Pieced together with TikTok posts, home video, and decades-old 16mm film, Uncommonly Normal also employs some helpful flowcharts to explain how four grannies, a daughter and her partner, and another daughter are connected, along with home video and revelations that are both funny and painful.

Not surprisingly, the “Canada’s gayest family” concept was previously shopped as a reality television series, though the documentary format feels both more honest and respectful to the older women talking for the first time about their difficult histories.

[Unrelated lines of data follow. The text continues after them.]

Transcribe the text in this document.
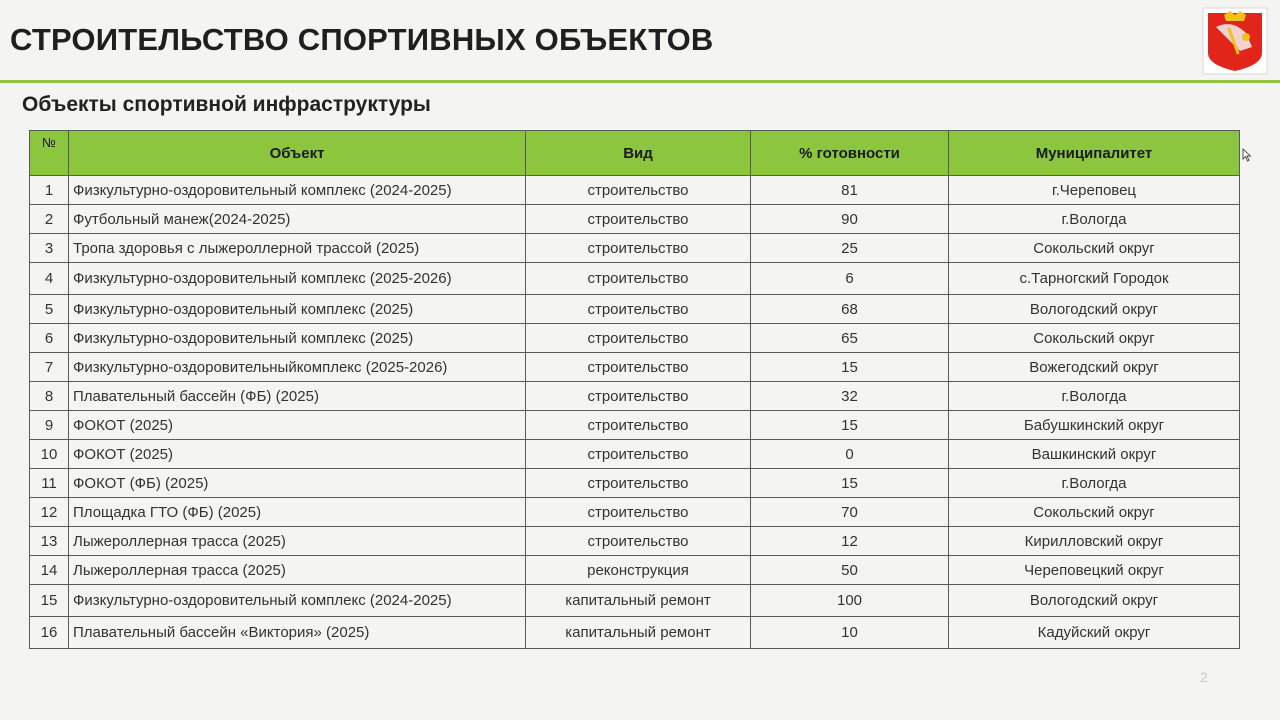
СТРОИТЕЛЬСТВО СПОРТИВНЫХ ОБЪЕКТОВ
Объекты спортивной инфраструктуры
№	Объект	Вид	% готовности	Муниципалитет
1	Физкультурно-оздоровительный комплекс (2024-2025)	строительство	81	г.Череповец
2	Футбольный манеж(2024-2025)	строительство	90	г.Вологда
3	Тропа здоровья с лыжероллерной трассой (2025)	строительство	25	Сокольский округ
4	Физкультурно-оздоровительный комплекс (2025-2026)	строительство	6	с.Тарногский Городок
5	Физкультурно-оздоровительный комплекс (2025)	строительство	68	Вологодский округ
6	Физкультурно-оздоровительный комплекс (2025)	строительство	65	Сокольский округ
7	Физкультурно-оздоровительныйкомплекс (2025-2026)	строительство	15	Вожегодский округ
8	Плавательный бассейн (ФБ) (2025)	строительство	32	г.Вологда
9	ФОКОТ (2025)	строительство	15	Бабушкинский округ
10	ФОКОТ (2025)	строительство	0	Вашкинский округ
11	ФОКОТ (ФБ) (2025)	строительство	15	г.Вологда
12	Площадка ГТО (ФБ) (2025)	строительство	70	Сокольский округ
13	Лыжероллерная трасса (2025)	строительство	12	Кирилловский округ
14	Лыжероллерная трасса (2025)	реконструкция	50	Череповецкий округ
15	Физкультурно-оздоровительный комплекс (2024-2025)	капитальный ремонт	100	Вологодский округ
16	Плавательный бассейн «Виктория» (2025)	капитальный ремонт	10	Кадуйский округ
2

Finally, on May 27, in another nod of respect to the old-timers — and in conjunction with the Cinema Studies Institute and McGill-Queen's University Press — Inside Out is presenting a free screening of what is widely considered the first gay Canadian film: a 60th anniversary screening of Winter Kept Us Warm, also the first Canadian film ever to screen at the Cannes Film Festival.

The film will be shown at Innis College, on the University of Toronto campus where it was filmed. Director David Secter will be in attendance, along with Chris Dupuis, the author of a new monograph on the film.

The 34th annual Inside Out 2SLGTBQ+ Festival runs from May 24 to June 1 at TIFF Lightbox.